Here's a few suggestions:

1. Find social relationships that are substantial and supportive. Find mates who you can do irreverent banter with, but also can listen without too much judgment. And if you've got a mate who knows how to laugh and cry, you're on a winner.

2. Establish a sense of control. Too often I see men who think they need to control everyone and everything in their environment. But the real action is finding a way to control yourself and your reactions to the world.

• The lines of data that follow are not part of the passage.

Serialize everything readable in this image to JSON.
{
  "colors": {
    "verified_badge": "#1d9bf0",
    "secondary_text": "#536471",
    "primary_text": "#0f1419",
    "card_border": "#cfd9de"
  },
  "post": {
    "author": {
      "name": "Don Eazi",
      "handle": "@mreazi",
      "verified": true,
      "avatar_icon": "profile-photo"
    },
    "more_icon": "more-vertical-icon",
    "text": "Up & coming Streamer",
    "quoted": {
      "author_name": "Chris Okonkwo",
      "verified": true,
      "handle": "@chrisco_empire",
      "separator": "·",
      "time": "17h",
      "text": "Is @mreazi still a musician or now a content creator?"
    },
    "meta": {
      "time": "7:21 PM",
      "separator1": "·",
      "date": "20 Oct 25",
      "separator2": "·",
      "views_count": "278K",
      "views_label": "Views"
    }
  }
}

3. Find a sense of purpose. Stuff will make you happy for 5 minutes. Getting a real read on what is important to you, and contributing to the world in a way that is values-consistent is where the real action is.

4. You'd be surprised how many men I see who are obsessed with one-upping their partner, or winning some stupid argument over who said what to who when. If you really believe that your wife/mother/father/brother is really a malicious person who has it in for you, the real question is, "Why are you engaging in any relationship with someone you think is trying to harm you?" And if they really want the best for you, there is no trophy for winning an argument.

5. Find professional help that works for you, and find it early. Help-seeking works best as early intervention. It can work in a near crisis as well, but its easier when the problem is a mole hill rather than a mountain. And make sure when you reach out, you're discerning. Like any profession, there will be health professionals you will work well with, and those who won't be a good match.